8/13/09

All Quiet on the Western Front. (Hahaha Got ya!)




It is never ever quiet on this western front. What were you thinking?? The latest adventure in our wild lives is... We are moving. We are all beyond excited. Blake can't even sleep at night because of the sheer thought. Roxy has no idea what we have in store for her. We are moving into base housing away from the bizarre neighbors, the skateboard gang that lives in our complex, and best of all the birds that poop all over my car and live in my eaves. Really what are eaves anyways?

Moving on, we are moving into a three bedroom ranch house with a fenced in back yard and two full bathrooms. We also have a dishwasher.. and that is not even the best part... wait for it... here it comes... We have a laundry room! Wooooo! I am beyond excited. I am just dreaming in visions of Clorox and Tide. I will have stain removal pens in all colors, I will have shelves upon shelves of various fabric softeners, and the best part is I will not have a single quarter anywhere in my house. Why? you ask? Because, my machines are not coin operated!! Now, if only I can convince my husband that the fabric softener does not make his clothes "too soft". That is a direct quote.

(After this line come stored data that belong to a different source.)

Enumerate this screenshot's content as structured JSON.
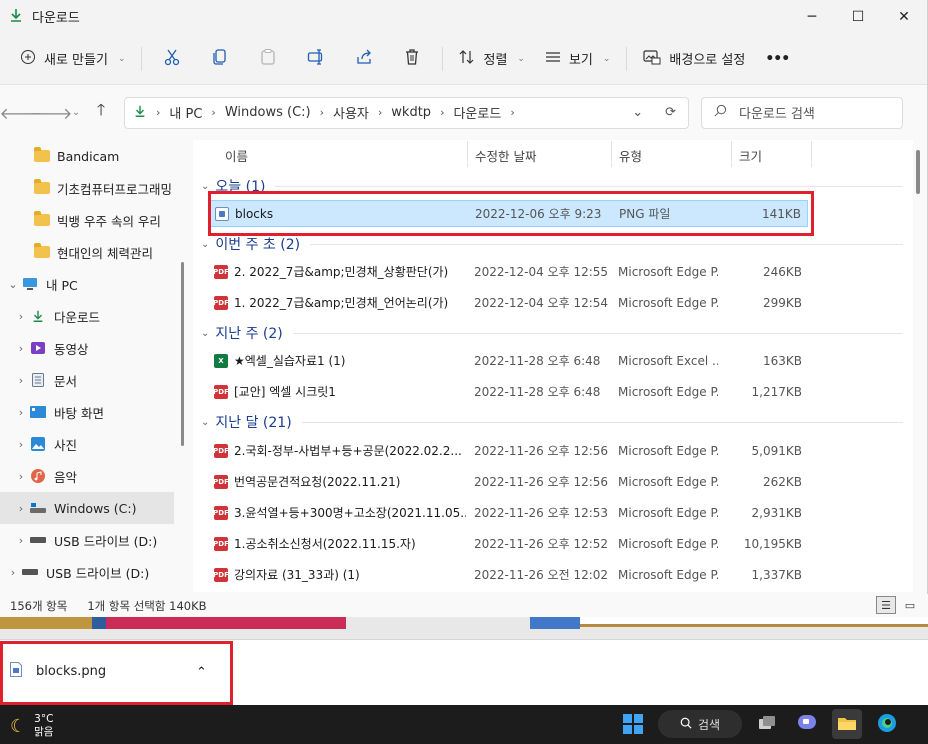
{
  "window": {
    "title": "다운로드",
    "controls": [
      "─",
      "☐",
      "✕"
    ]
  },
  "toolbar": {
    "new_label": "새로 만들기",
    "sort_label": "정렬",
    "view_label": "보기",
    "background_label": "배경으로 설정",
    "more_label": "•••"
  },
  "address": {
    "crumbs": [
      "내 PC",
      "Windows (C:)",
      "사용자",
      "wkdtp",
      "다운로드"
    ],
    "search_placeholder": "다운로드 검색"
  },
  "sidebar": {
    "folders": [
      "Bandicam",
      "기초컴퓨터프로그래밍",
      "빅뱅 우주 속의 우리",
      "현대인의 체력관리"
    ],
    "this_pc": "내 PC",
    "items": [
      {
        "label": "다운로드",
        "icon": "download-icon"
      },
      {
        "label": "동영상",
        "icon": "video-icon"
      },
      {
        "label": "문서",
        "icon": "document-icon"
      },
      {
        "label": "바탕 화면",
        "icon": "desktop-icon"
      },
      {
        "label": "사진",
        "icon": "picture-icon"
      },
      {
        "label": "음악",
        "icon": "music-icon"
      },
      {
        "label": "Windows (C:)",
        "icon": "drive-icon"
      },
      {
        "label": "USB 드라이브 (D:)",
        "icon": "usb-drive-icon"
      },
      {
        "label": "USB 드라이브 (D:)",
        "icon": "usb-drive-icon"
      }
    ]
  },
  "columns": {
    "name": "이름",
    "date": "수정한 날짜",
    "type": "유형",
    "size": "크기"
  },
  "groups": [
    {
      "label": "오늘 (1)",
      "files": [
        {
          "name": "blocks",
          "date": "2022-12-06 오후 9:23",
          "type": "PNG 파일",
          "size": "141KB",
          "kind": "png",
          "selected": true
        }
      ]
    },
    {
      "label": "이번 주 초 (2)",
      "files": [
        {
          "name": "2. 2022_7급&amp;민경채_상황판단(가)",
          "date": "2022-12-04 오후 12:55",
          "type": "Microsoft Edge P...",
          "size": "246KB",
          "kind": "pdf"
        },
        {
          "name": "1. 2022_7급&amp;민경채_언어논리(가)",
          "date": "2022-12-04 오후 12:54",
          "type": "Microsoft Edge P...",
          "size": "299KB",
          "kind": "pdf"
        }
      ]
    },
    {
      "label": "지난 주 (2)",
      "files": [
        {
          "name": "★엑셀_실습자료1 (1)",
          "date": "2022-11-28 오후 6:48",
          "type": "Microsoft Excel ...",
          "size": "163KB",
          "kind": "xls"
        },
        {
          "name": "[교안] 엑셀 시크릿1",
          "date": "2022-11-28 오후 6:48",
          "type": "Microsoft Edge P...",
          "size": "1,217KB",
          "kind": "pdf"
        }
      ]
    },
    {
      "label": "지난 달 (21)",
      "files": [
        {
          "name": "2.국회-정부-사법부+등+공문(2022.02.2...",
          "date": "2022-11-26 오후 12:56",
          "type": "Microsoft Edge P...",
          "size": "5,091KB",
          "kind": "pdf"
        },
        {
          "name": "번역공문견적요청(2022.11.21)",
          "date": "2022-11-26 오후 12:56",
          "type": "Microsoft Edge P...",
          "size": "262KB",
          "kind": "pdf"
        },
        {
          "name": "3.윤석열+등+300명+고소장(2021.11.05...",
          "date": "2022-11-26 오후 12:53",
          "type": "Microsoft Edge P...",
          "size": "2,931KB",
          "kind": "pdf"
        },
        {
          "name": "1.공소취소신청서(2022.11.15.자)",
          "date": "2022-11-26 오후 12:52",
          "type": "Microsoft Edge P...",
          "size": "10,195KB",
          "kind": "pdf"
        },
        {
          "name": "강의자료 (31_33과) (1)",
          "date": "2022-11-26 오전 12:02",
          "type": "Microsoft Edge P...",
          "size": "1,337KB",
          "kind": "pdf"
        }
      ]
    }
  ],
  "status": {
    "count": "156개 항목",
    "selection": "1개 항목 선택함 140KB"
  },
  "download_bar": {
    "filename": "blocks.png"
  },
  "taskbar": {
    "temp": "3°C",
    "condition": "맑음",
    "search_label": "검색"
  },
  "colors": {
    "accent": "#0067c0",
    "highlight": "#e0202c",
    "selection": "#cce8ff"
  }
}
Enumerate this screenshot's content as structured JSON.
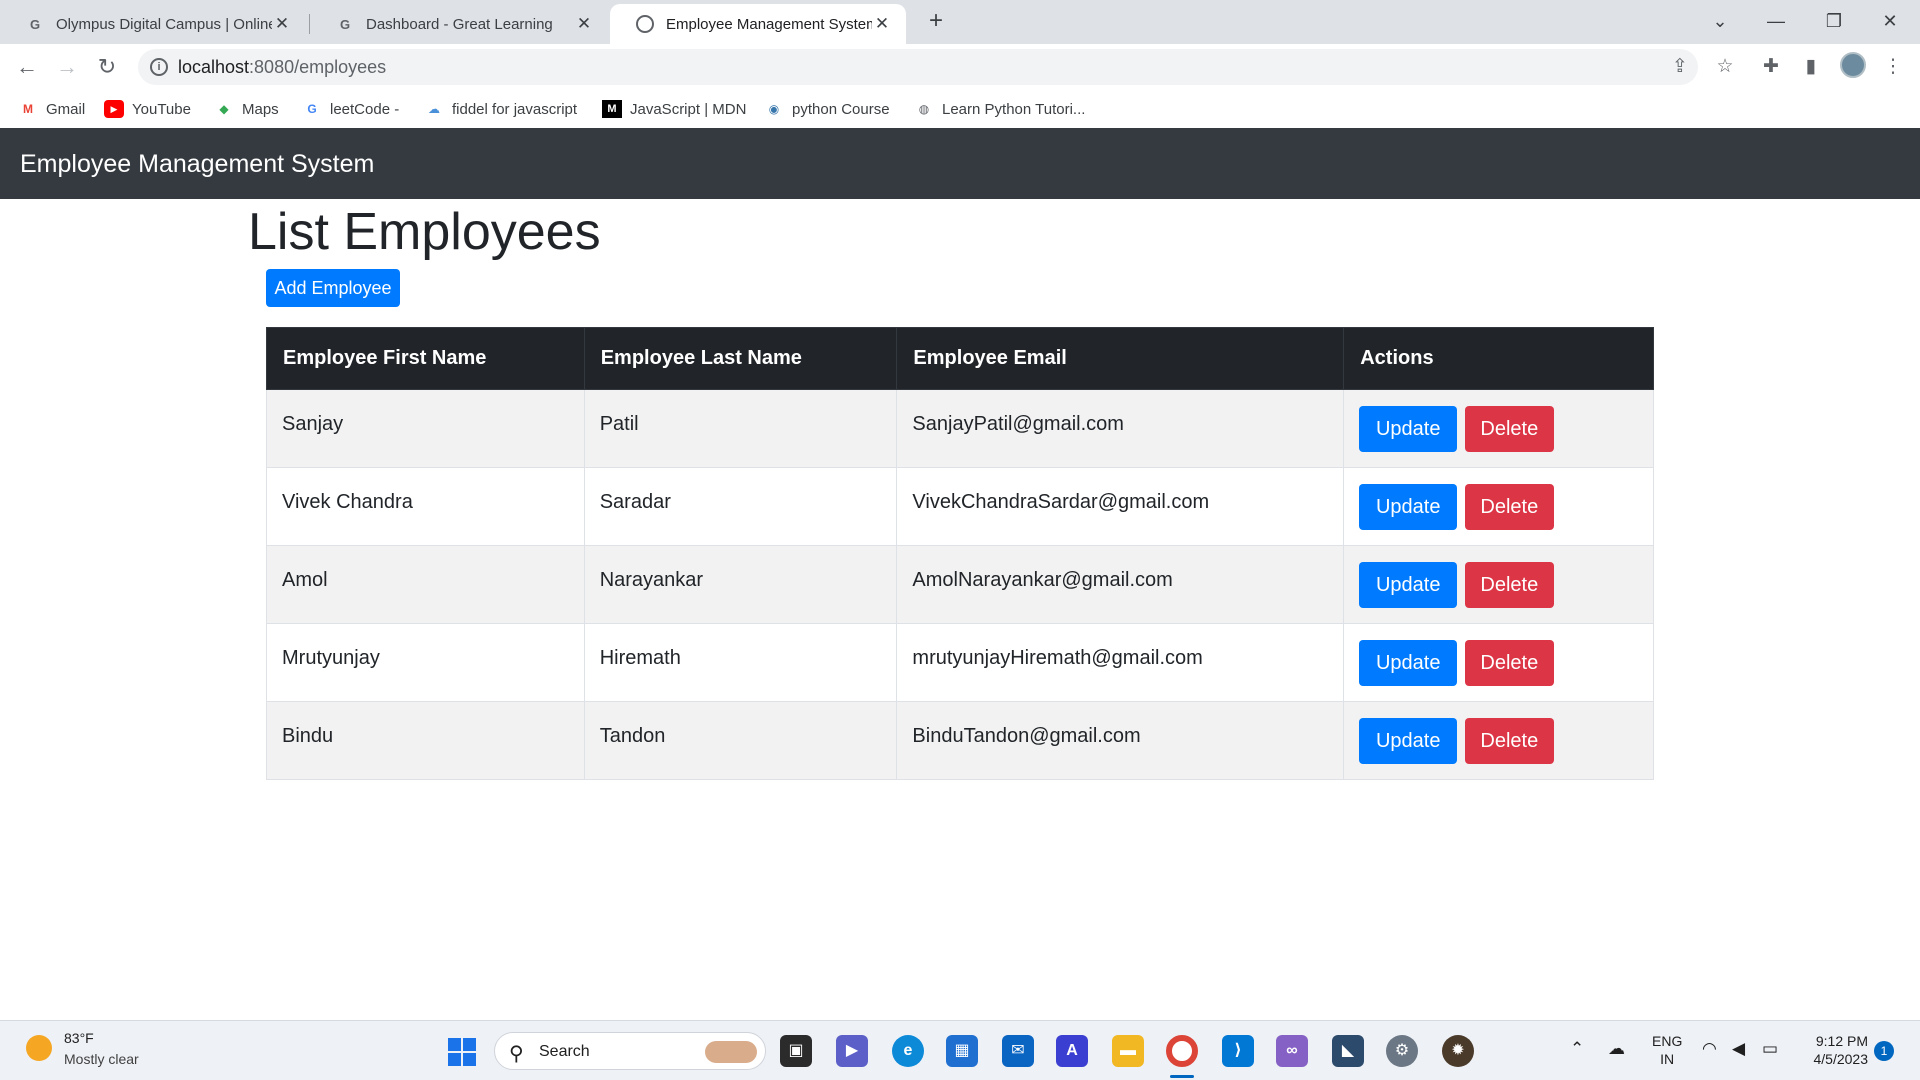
{
  "browser": {
    "tabs": [
      {
        "title": "Olympus Digital Campus | Online",
        "favicon": "google-g-icon"
      },
      {
        "title": "Dashboard - Great Learning",
        "favicon": "google-g-icon"
      },
      {
        "title": "Employee Management System",
        "favicon": "globe-icon"
      }
    ],
    "url_host": "localhost",
    "url_path": ":8080/employees",
    "bookmarks": [
      "Gmail",
      "YouTube",
      "Maps",
      "leetCode -",
      "fiddel for javascript",
      "JavaScript | MDN",
      "python Course",
      "Learn Python Tutori..."
    ]
  },
  "app": {
    "brand": "Employee Management System",
    "page_title": "List Employees",
    "add_button": "Add Employee",
    "columns": [
      "Employee First Name",
      "Employee Last Name",
      "Employee Email",
      "Actions"
    ],
    "update_label": "Update",
    "delete_label": "Delete",
    "employees": [
      {
        "first": "Sanjay",
        "last": "Patil",
        "email": "SanjayPatil@gmail.com"
      },
      {
        "first": "Vivek Chandra",
        "last": "Saradar",
        "email": "VivekChandraSardar@gmail.com"
      },
      {
        "first": "Amol",
        "last": "Narayankar",
        "email": "AmolNarayankar@gmail.com"
      },
      {
        "first": "Mrutyunjay",
        "last": "Hiremath",
        "email": "mrutyunjayHiremath@gmail.com"
      },
      {
        "first": "Bindu",
        "last": "Tandon",
        "email": "BinduTandon@gmail.com"
      }
    ],
    "colors": {
      "navbar": "#343a40",
      "primary": "#007bff",
      "danger": "#dc3545",
      "table_header": "#212529"
    }
  },
  "taskbar": {
    "weather_temp": "83°F",
    "weather_desc": "Mostly clear",
    "search_label": "Search",
    "lang_line1": "ENG",
    "lang_line2": "IN",
    "time": "9:12 PM",
    "date": "4/5/2023",
    "notification_count": "1"
  }
}
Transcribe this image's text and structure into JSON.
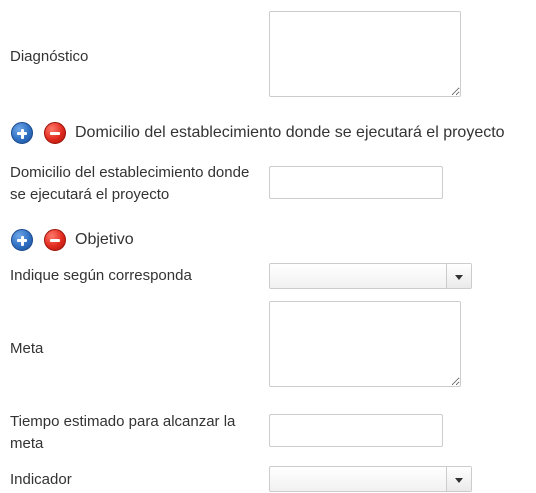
{
  "diagnostico": {
    "label": "Diagnóstico",
    "value": ""
  },
  "section_domicilio": {
    "title": "Domicilio del establecimiento donde se ejecutará el proyecto",
    "add_icon": "plus-circle-icon",
    "remove_icon": "minus-circle-icon"
  },
  "domicilio": {
    "label": "Domicilio del establecimiento donde se ejecutará el proyecto",
    "value": ""
  },
  "section_objetivo": {
    "title": "Objetivo",
    "add_icon": "plus-circle-icon",
    "remove_icon": "minus-circle-icon"
  },
  "indique": {
    "label": "Indique según corresponda",
    "selected": ""
  },
  "meta": {
    "label": "Meta",
    "value": ""
  },
  "tiempo": {
    "label": "Tiempo estimado para alcanzar la meta",
    "value": ""
  },
  "indicador": {
    "label": "Indicador",
    "selected": ""
  },
  "colors": {
    "add_icon": "#2f6fc2",
    "remove_icon": "#e02a1e",
    "border": "#cccccc",
    "text": "#333333"
  }
}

Escaping the neighbors will be an added bonus. We really are surrounded by nice people..but things get strange. Like the day Steve woke me up to tell me that the neighbor wanted to borrow my car. Um.....? I have spoken to said neighbor MAYBE three times. Possibly a few more "hellos". "Yea", he continued, "I told her I would send you over". I thought he must be mistaken, but when I showed up on her doorstep...cautiously as her ferocious dog wagged his tail warily and looked ready to pounce... She exclaimed " I think your husband misunderstood" " I wanted to borrow your car, because my daughter is asleep and I need dog food." Hm. Really? Your daughter is 3, is she just going to stay here? I hesitated, my car is very new, but besides that, I love my pretty shiny red car and I had terribly visions of it being totaled. "I have a license, I can show you...." she continued. I told her that I was sorry that my insurance only covered my hubby and I. She seemed disappointed. Huh, I guess I would be too if a random person didn't want to GIVE me their car. We went out later, where she continued to tell me how much her three year old daughter "pissed her off" and how she got three bare-bottom spankings, and time out for hiding her mom's glasses under the couch. This of course was after she had to clean her room. This is the same little girl who climbs up on toys, opens her second story window and looks at me while I clean up dog poo. She never says much, throws occasional toys out at me, sticks her tounge out at me...etc. One day I heard a little voice "The doggie is going poo poo again". Thank you. I love nothing more than cleaning up poop with an interactive audience.
Then there is the couple with the purple mustang. They are very nice and all, but I was walking down the back stretch of yard the other day, chasing the pooping dog with a bag and shovel in hand. I was decked out in my best pj's with a topknot on my head, and I see a smiling face waving at me thru the glass. As fast as it appeared it disappeared. But not before I realized, and he realized that he was in nothing but a bathrobe and his whitey tighties!
Ahhhhh, new neighbors...how i cannot wait to meet you.

1 comment:

  1. So the neighbor who wanted your car...would this be the same neighbor who was insistent that you and Roxy join her for some dog playing fun? She sounds wonderful.